1. This site uses cookies. By continuing to use this site, you are agreeing to our use of cookies. Learn More.
  2. Join our Telegram chat: https://t.me/a_parser_en
    Dismiss Notice

Result builder

Oct 20, 2015

  • Results builder - allows transform requests and results from each parser before them formatting and saving to disk

    • Division of result into parts by means of regular expression or by means of arbitrary separator
    • Changeover of substring in result or changeover by regular expression
    • Separation of the domain\master domain from link
    • Coercion of result to upper\lower register
    • Deleting HTML tags (<b>text</b> -> text)
    • Conversion of HTML entities to their Unicode equivalents (&copy; -> ©)
    • Retreiving data using XPath-requests


    Main options of use(top)

    • Saving in result only domains
    • Cleaning of the text from HTML tags
    • Search and changeover of substrings
    • Parsing of arbitrary information through the regular expressions or by using XPath-requests


    Saving only domains when parsing links from search engines(top)

    As a source (Source result) are used elements link from serp array from the first parser (p1), function of extraction of master domain from the link will be applied to each element, new result will be saved under the same name (element link in serp array) - therefore it isn't required to change a result format

    Saving snippets from search engines with cleaning from HTML tags and conversion of HTML entities(top)

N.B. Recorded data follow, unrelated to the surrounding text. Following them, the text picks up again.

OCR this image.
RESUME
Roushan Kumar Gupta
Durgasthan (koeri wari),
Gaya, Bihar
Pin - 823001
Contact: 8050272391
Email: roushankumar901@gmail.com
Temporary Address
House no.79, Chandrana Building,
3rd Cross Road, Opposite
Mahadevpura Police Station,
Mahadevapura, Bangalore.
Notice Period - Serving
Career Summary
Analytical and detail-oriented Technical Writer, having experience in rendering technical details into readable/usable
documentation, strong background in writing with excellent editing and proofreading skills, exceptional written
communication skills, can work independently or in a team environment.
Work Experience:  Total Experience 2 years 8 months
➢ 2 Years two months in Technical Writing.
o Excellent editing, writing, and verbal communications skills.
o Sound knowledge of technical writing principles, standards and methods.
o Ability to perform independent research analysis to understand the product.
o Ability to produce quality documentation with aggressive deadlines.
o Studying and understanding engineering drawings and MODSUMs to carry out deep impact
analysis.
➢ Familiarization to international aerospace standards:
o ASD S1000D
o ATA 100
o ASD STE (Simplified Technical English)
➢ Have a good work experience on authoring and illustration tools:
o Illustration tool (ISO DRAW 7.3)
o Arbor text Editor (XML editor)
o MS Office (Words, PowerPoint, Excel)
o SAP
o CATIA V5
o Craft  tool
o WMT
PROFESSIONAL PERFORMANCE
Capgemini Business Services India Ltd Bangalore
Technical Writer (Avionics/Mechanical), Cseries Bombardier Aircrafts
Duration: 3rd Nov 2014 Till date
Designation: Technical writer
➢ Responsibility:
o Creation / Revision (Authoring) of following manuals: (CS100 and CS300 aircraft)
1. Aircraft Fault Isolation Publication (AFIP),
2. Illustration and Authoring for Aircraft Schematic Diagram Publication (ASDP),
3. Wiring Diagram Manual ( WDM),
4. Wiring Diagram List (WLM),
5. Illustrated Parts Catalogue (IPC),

    By default anchors and snippets parsing with all nested tags, that allows to save the same formatting as when viewing output from search engines. If only the blank text is necessary that it is possible to use opportunities of Results builder:
    In this example sequentially are applied to snippets two Results builder - deleting HTML tags and the conversion of HTML entities

    Parsing links from search results using XPath(top)

    In this example shows the parsing of links from a search engine search.disconnect.com. Used XPath-request //ul[contains(@id,'normal-results')]/li/a/@href
sleeprock, gosha, qazwsxedc and 5 others like this.